On Sept. 14, 2017, Sandia broke ground on a new, ultra-modern computer annex designed by Sandia data center engineers to meet the needs of future high-performance computing systems. New building technology will help minimize water and energy use, and greenbuilding construction and an external solar panel field are expected to help achieve LEEDS certification. The multi-petaflop computer the facility is intended to contain is expected to be as much as a hundred times faster than the storied Red Storm supercomputer, housed in an adjoining center in the early 2000s, in performing large scale weapons simulations.

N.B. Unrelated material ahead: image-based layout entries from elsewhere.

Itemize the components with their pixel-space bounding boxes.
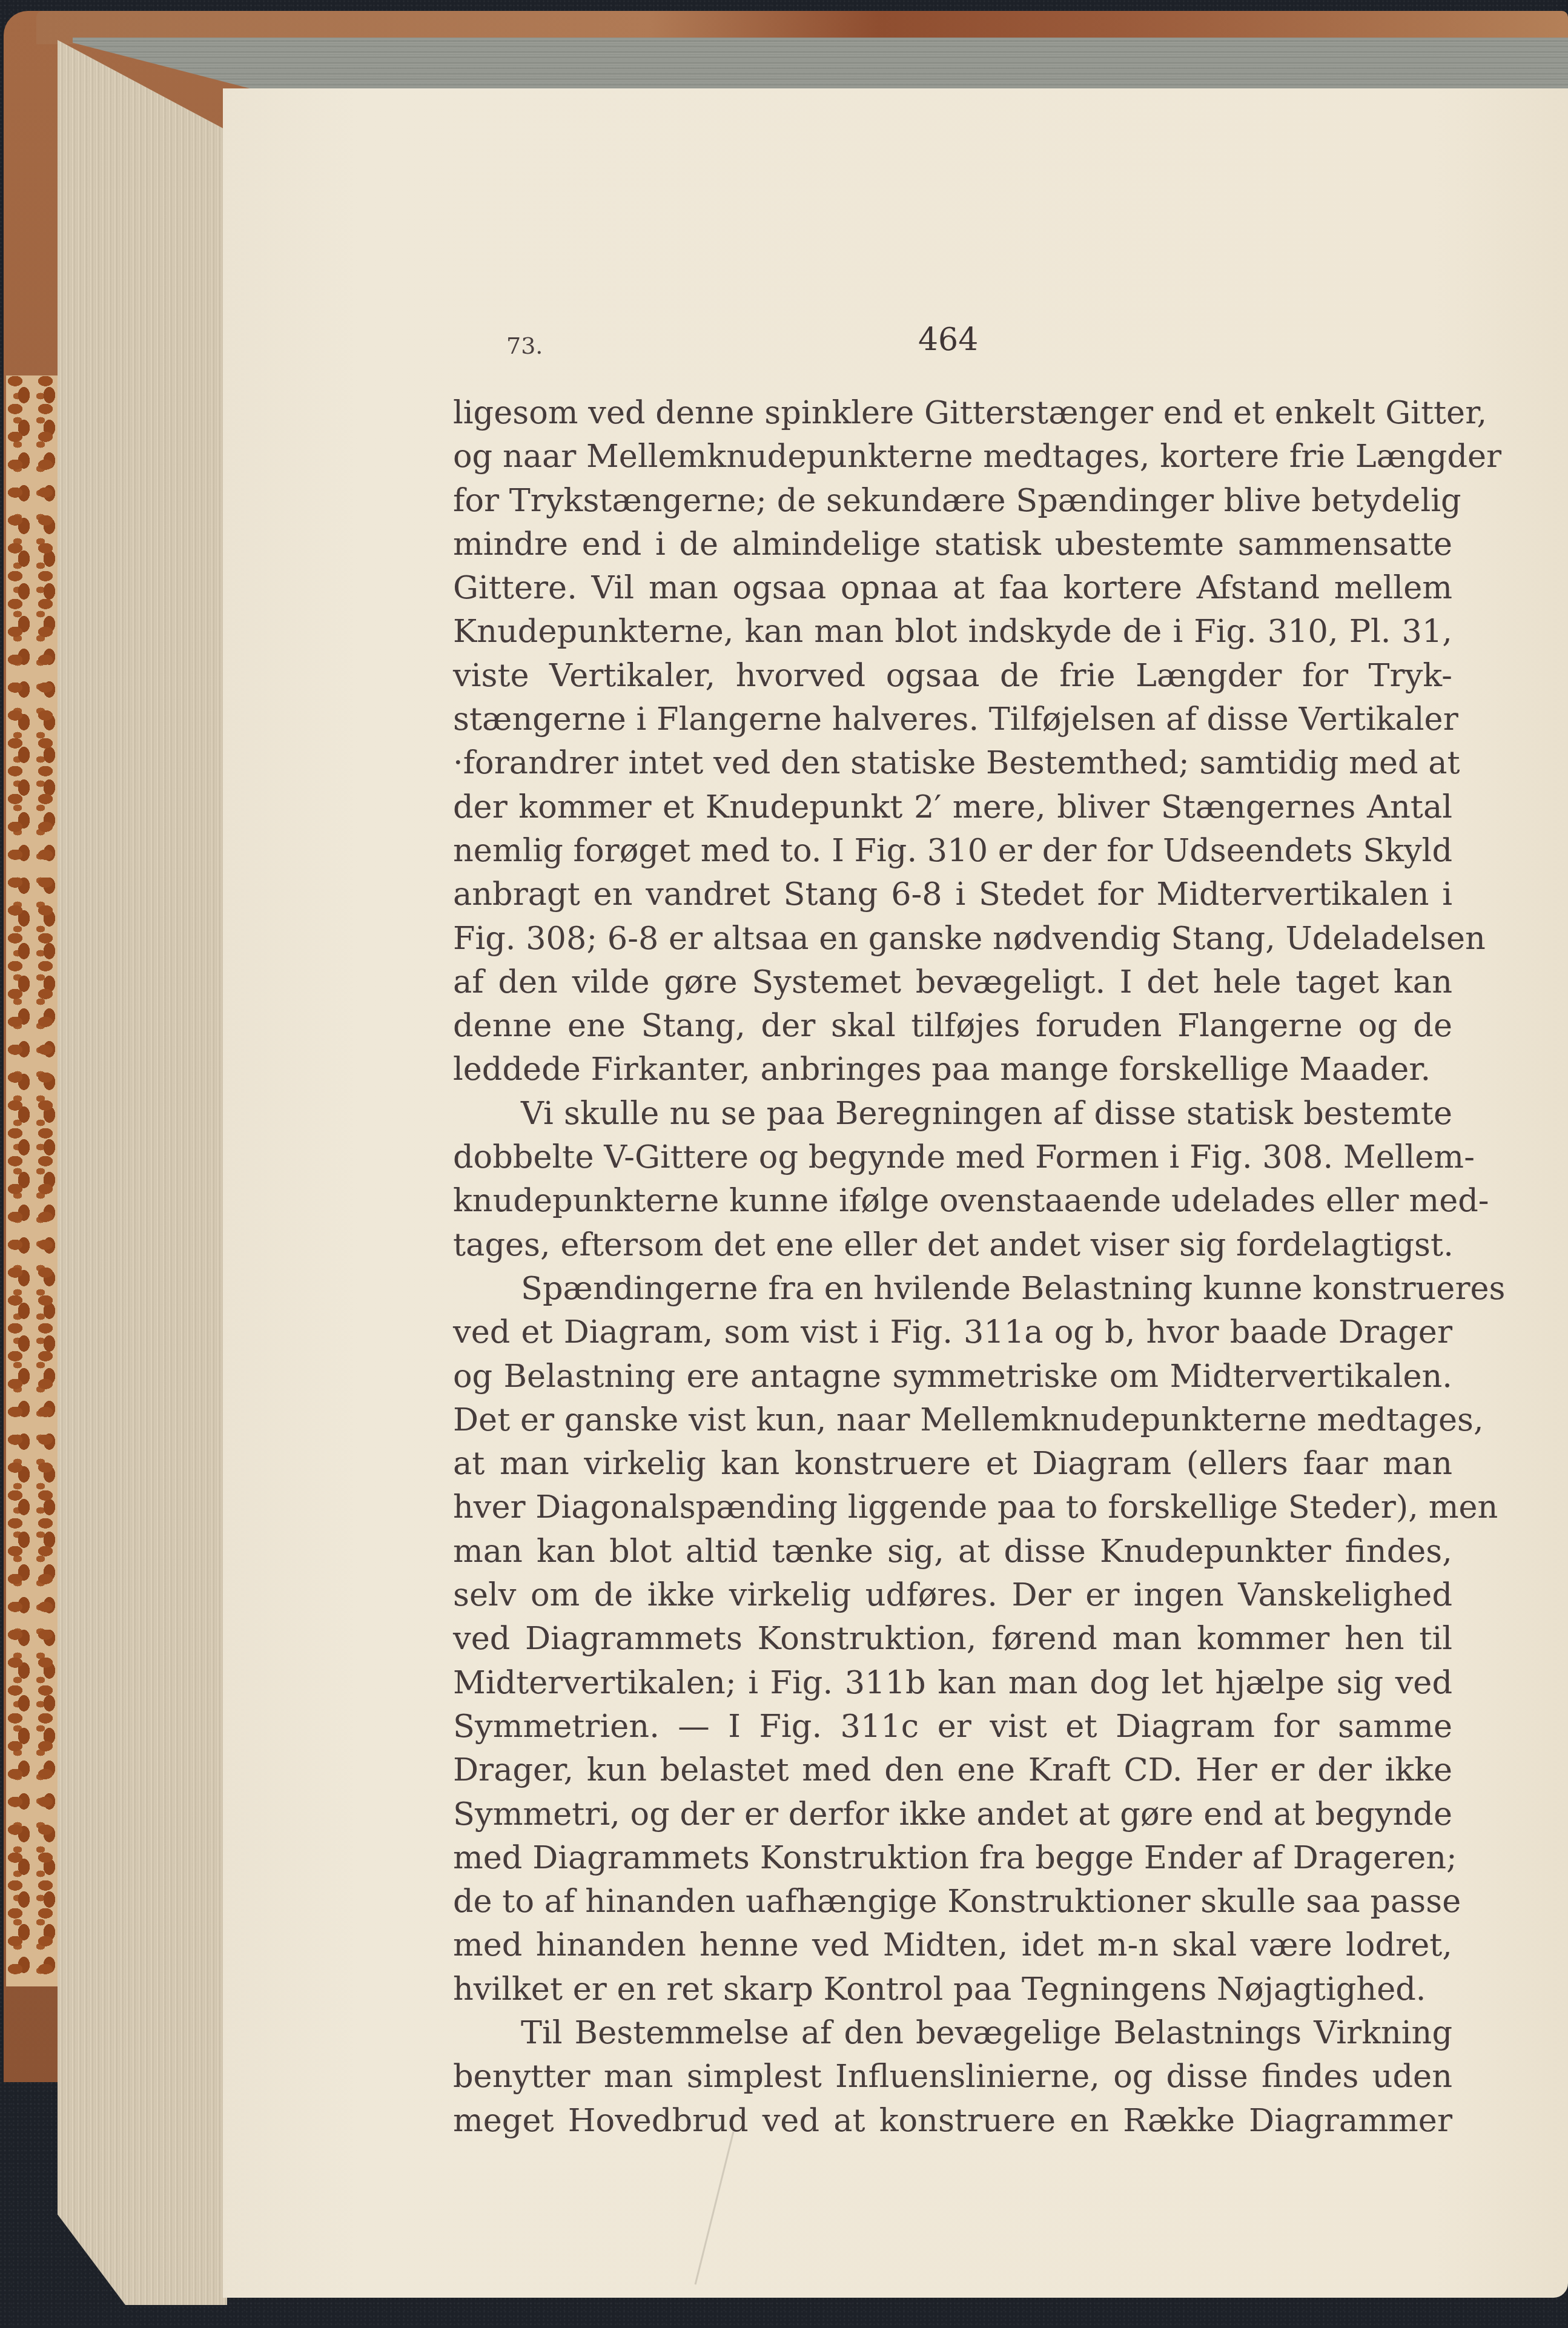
text-line: og naar Mellemknudepunkterne medtages, k… xyxy=(453,435,1452,478)
paper-scratch-mark xyxy=(695,2131,735,2284)
text-line: af den vilde gøre Systemet bevægeligt. I… xyxy=(453,961,1452,1004)
paragraph: ligesom ved denne spinklere Gitterstænge… xyxy=(453,391,1452,1092)
text-line: for Trykstængerne; de sekundære Spænding… xyxy=(453,479,1452,523)
text-line: Vi skulle nu se paa Beregningen af disse… xyxy=(453,1092,1452,1136)
text-line: Knudepunkterne, kan man blot indskyde de… xyxy=(453,610,1452,653)
text-line: Til Bestemmelse af den bevægelige Belast… xyxy=(453,2011,1452,2055)
text-line: Drager, kun belastet med den ene Kraft C… xyxy=(453,1748,1452,1792)
text-line: med Diagrammets Konstruktion fra begge E… xyxy=(453,1836,1452,1880)
body-text: ligesom ved denne spinklere Gitterstænge… xyxy=(453,391,1452,2143)
text-line: Symmetrien. — I Fig. 311c er vist et Dia… xyxy=(453,1705,1452,1748)
text-line: selv om de ikke virkelig udføres. Der er… xyxy=(453,1573,1452,1617)
text-line: de to af hinanden uafhængige Konstruktio… xyxy=(453,1880,1452,1923)
text-line: Symmetri, og der er derfor ikke andet at… xyxy=(453,1793,1452,1836)
marbled-endpaper xyxy=(6,375,58,1986)
text-line: denne ene Stang, der skal tilføjes forud… xyxy=(453,1004,1452,1048)
text-line: Gittere. Vil man ogsaa opnaa at faa kort… xyxy=(453,566,1452,610)
page-block-left-edge xyxy=(58,40,227,2305)
running-header: 73. 464 xyxy=(223,322,1568,364)
paragraph: Til Bestemmelse af den bevægelige Belast… xyxy=(453,2011,1452,2143)
text-line: anbragt en vandret Stang 6-8 i Stedet fo… xyxy=(453,873,1452,916)
text-line: hver Diagonalspænding liggende paa to fo… xyxy=(453,1486,1452,1529)
text-line: ved et Diagram, som vist i Fig. 311a og … xyxy=(453,1311,1452,1354)
text-line: og Belastning ere antagne symmetriske om… xyxy=(453,1355,1452,1398)
text-line: man kan blot altid tænke sig, at disse K… xyxy=(453,1530,1452,1573)
text-line: Fig. 308; 6-8 er altsaa en ganske nødven… xyxy=(453,917,1452,961)
text-line: hvilket er en ret skarp Kontrol paa Tegn… xyxy=(453,1968,1452,2011)
text-line: nemlig forøget med to. I Fig. 310 er der… xyxy=(453,829,1452,873)
text-line: at man virkelig kan konstruere et Diagra… xyxy=(453,1442,1452,1486)
paragraph: Vi skulle nu se paa Beregningen af disse… xyxy=(453,1092,1452,1267)
paragraph: Spændingerne fra en hvilende Belastning … xyxy=(453,1267,1452,2011)
text-line: der kommer et Knudepunkt 2′ mere, bliver… xyxy=(453,785,1452,829)
page-block-top-edge xyxy=(73,38,1568,89)
text-line: tages, eftersom det ene eller det andet … xyxy=(453,1223,1452,1267)
text-line: stængerne i Flangerne halveres. Tilføjel… xyxy=(453,698,1452,741)
text-line: mindre end i de almindelige statisk ubes… xyxy=(453,523,1452,566)
text-line: Midtervertikalen; i Fig. 311b kan man do… xyxy=(453,1661,1452,1705)
text-line: viste Vertikaler, hvorved ogsaa de frie … xyxy=(453,654,1452,698)
text-line: dobbelte V-Gittere og begynde med Formen… xyxy=(453,1136,1452,1179)
text-line: Det er ganske vist kun, naar Mellemknude… xyxy=(453,1398,1452,1442)
text-line: ·forandrer intet ved den statiske Bestem… xyxy=(453,741,1452,785)
page-number: 464 xyxy=(918,322,978,358)
text-line: benytter man simplest Influenslinierne, … xyxy=(453,2055,1452,2098)
book-page: 73. 464 ligesom ved denne spinklere Gitt… xyxy=(223,88,1568,2298)
text-line: Spændingerne fra en hvilende Belastning … xyxy=(453,1267,1452,1311)
text-line: ligesom ved denne spinklere Gitterstænge… xyxy=(453,391,1452,435)
text-line: knudepunkterne kunne ifølge ovenstaaende… xyxy=(453,1179,1452,1223)
section-number: 73. xyxy=(506,332,543,359)
text-line: meget Hovedbrud ved at konstruere en Ræk… xyxy=(453,2099,1452,2143)
text-line: leddede Firkanter, anbringes paa mange f… xyxy=(453,1048,1452,1091)
text-line: med hinanden henne ved Midten, idet m-n … xyxy=(453,1923,1452,1967)
text-line: ved Diagrammets Konstruktion, førend man… xyxy=(453,1617,1452,1661)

In 2017, the newly formed Quality Assurance (9100) team applied its specialized technical, systems, and quality assurance expertise to organizations across the Labs to help ensure the continued delivery of exceptional products and services. Highlights include the update of Sandia’s Quality Assurance Program regulatory document and corporate roles definitions, managing issue closure efforts during the review of Sandia’s highest-risk processes for the incoming NTESS management team, implementation of a Labs-wide quality assurance process through blanket ISO certification, and creation of more user-friendly corporate acronym and dictionary manager and policy informational programs.

During the past fiscal year, Product Acceptance and Supplier Quality has pursued Diamond/STAR Stamp authority, which would allow Sandia to accept Mark Quality products as a delegate of NNSA and help speed component delivery to meet increased production demand from the Nuclear Weapons programs. To consider awarding this authority, NNSA-SFO performed 14 Quality Assurance Surveys (QAS) to assess inspector competence, procedure and process compliance, and the ability for inspectors to make the right technical judgements, which Sandia passed with a 100 percent performance inspection grade. This outstanding record gave NNSA/SFO the confidence to grant Sandia interim authority, with full Diamond/STAR Stamp authority to follow.